De par son concept, son plan et son exécution technique, le canal Rideau représente un chef d'œuvre du génie créateur humain. Pour construire le canal, deux solutions s'offraient au lieutenant-colonel John By, son principal concepteur. La première, conventionnelle et éprouvée, consistait à creuser des canaux sur des distances considérables afin de relier des voies existantes propres à la navigation, qui permettraient de franchir chutes, rapides, marais et fonds rocheux de faible profondeur. John By rejeta cette solution, car elle demandait trop de temps et était trop coûteuse en raison du terrain, de la géologie et de la configuration des lacs et des rivières. À la suite d'un éclair de génie créateur, il conçut une deuxième solution qui consistait à relier les bassins versants de deux réseaux hydrographiques, celui de la Rideau et de la Cataraqui, pour former, sur une échelle monumentale, un canal à plans d'eau successifs. C'était une décision extrêmement novatrice qui comportait des risques sur le plan technique. Rares étaient les réseaux de plans d'eau successifs qui avaient été aménagés en Europe à cette époque. Il existait déjà des réseaux de plans d'eau en Amérique du Nord, mais aucun n'avait l'envergure ni la complexité de ce que John By envisageait pour le canal Rideau.

Rapides et les chutes
Les rapides et les chutes, très nombreux sur le cours des rivières Rideau et Cataraqui, empêchaient la navigation.
© Parks Canada

Le réseau de plans d'eau retenu par John By pour le canal Rideau a nécessité la construction d'un très grand nombre de remblais et de hauts barrages pour inonder les étendues d'eaux peu profondes, les marais et les rapides et ainsi créer une série de retenues d'une profondeur suffisante pour permettre la navigation sur toute la longueur du canal. Ce choix diminuait considérablement la nécessité de creuser de longs canaux, réduisant ainsi les coûts et le temps de construction. Les Royal Engineers ont produit les plans d'un ingénieux réseau d'ouvrages techniques constitué de soixante quatorze barrages et de quarante sept écluses situées à vingt quatre postes d'éclusage pour permettre aux navires de franchir les 85 mètres de dénivellation qui séparent la rivière des Outaouais du sommet du canal, puis de redescendre d'une hauteur de 50 mètres jusqu'au lac Ontario.

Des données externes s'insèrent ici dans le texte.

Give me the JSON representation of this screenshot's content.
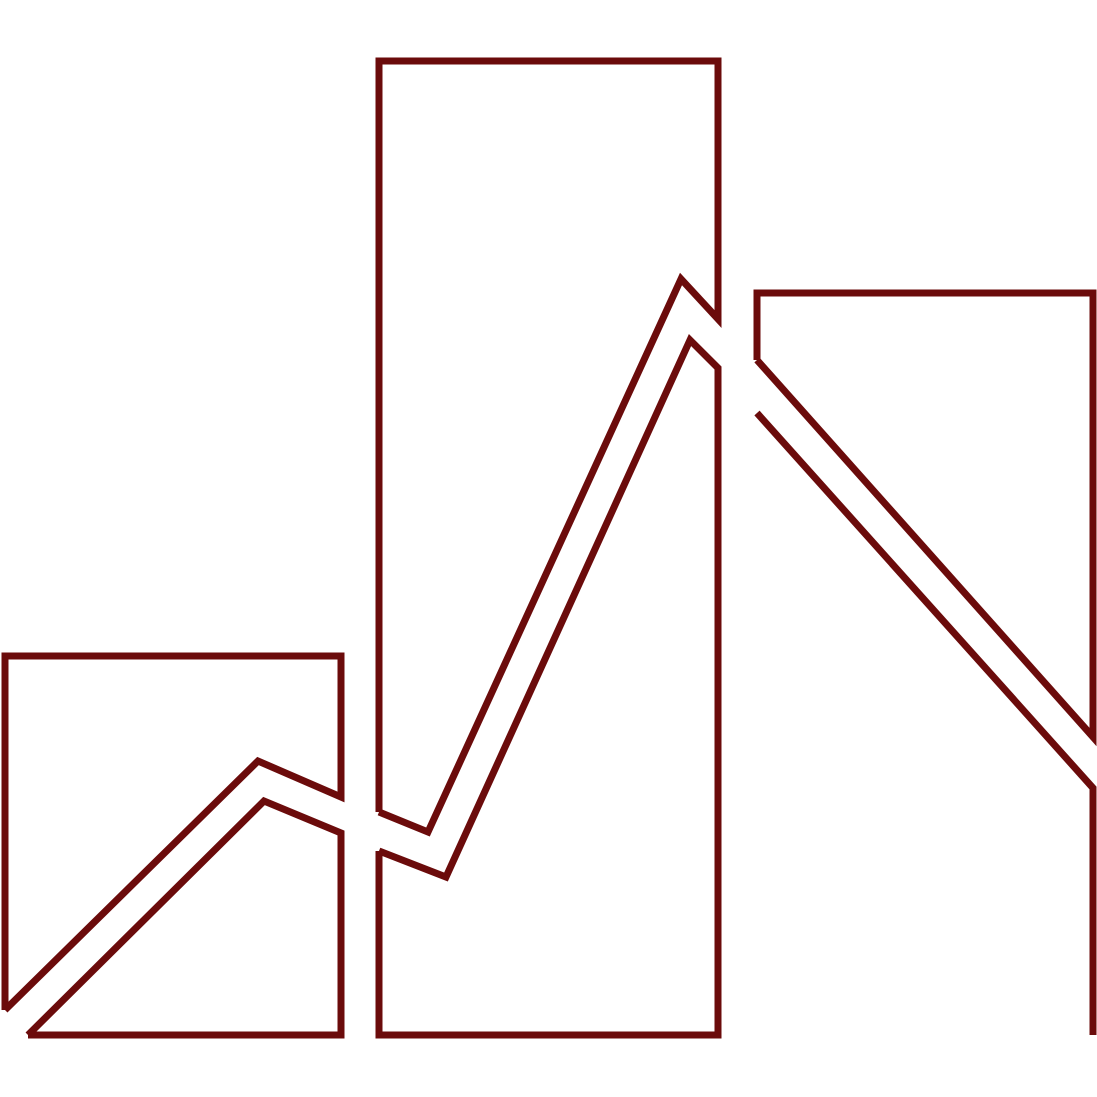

L'écluse, le barrage régulateur et le barrage en matériaux meubles
L'écluse, le barrage régulateur et le barrage en matériaux meubles de 400 mètres de long à The Narrows créent un tronçon permettant de naviguer jusqu'au poste d'éclusage de Newboro.
© Parks Canada

L'un des problèmes associés aux réseaux de plans d'eau et qui décourageait leur utilisation était la difficulté d'y contrôler les niveaux d'eau. Une fois de plus, John By et ses ingénieurs ont trouvé une solution imaginative et efficace. Ils ont prévu une série de barrages et de remblais créant des lacs qui servent de réservoirs et permettent d'emmagasiner l'eau pour alimenter le canal pendant les mois d'été secs. Inversement, au cours des périodes où le réseau contient un trop plein d'eau, comme au printemps ou pendant des pluies diluviennes, les réservoirs permettent de retenir l'eau et de la laisser s'écouler graduellement, évitant ainsi qu'elle n'endommage les ouvrages d'art.

L'ingéniosité du concept de canal formé de plans d'eau n'a d'égale que la prévoyance de John By concernant l'importance que prendraient les bateaux à vapeur comme mode de transport. Les devis qui lui ont été remis prévoient des écluses de dimensions suffisantes pour recevoir des durhams, embarcations à fond plat propulsées par des voiles ou des rames. Peu de temps après son arrivée au Canada, le lieutenant-colonel sollicite et reçoit de ses supérieurs l'autorisation de construire des écluses capables d'accueillir des navires utilisant la nouvelle technologie de la propulsion à vapeur. Le canal Rideau devient l'un des premiers canaux au monde conçus expressément pour la navigation des bateaux à vapeur.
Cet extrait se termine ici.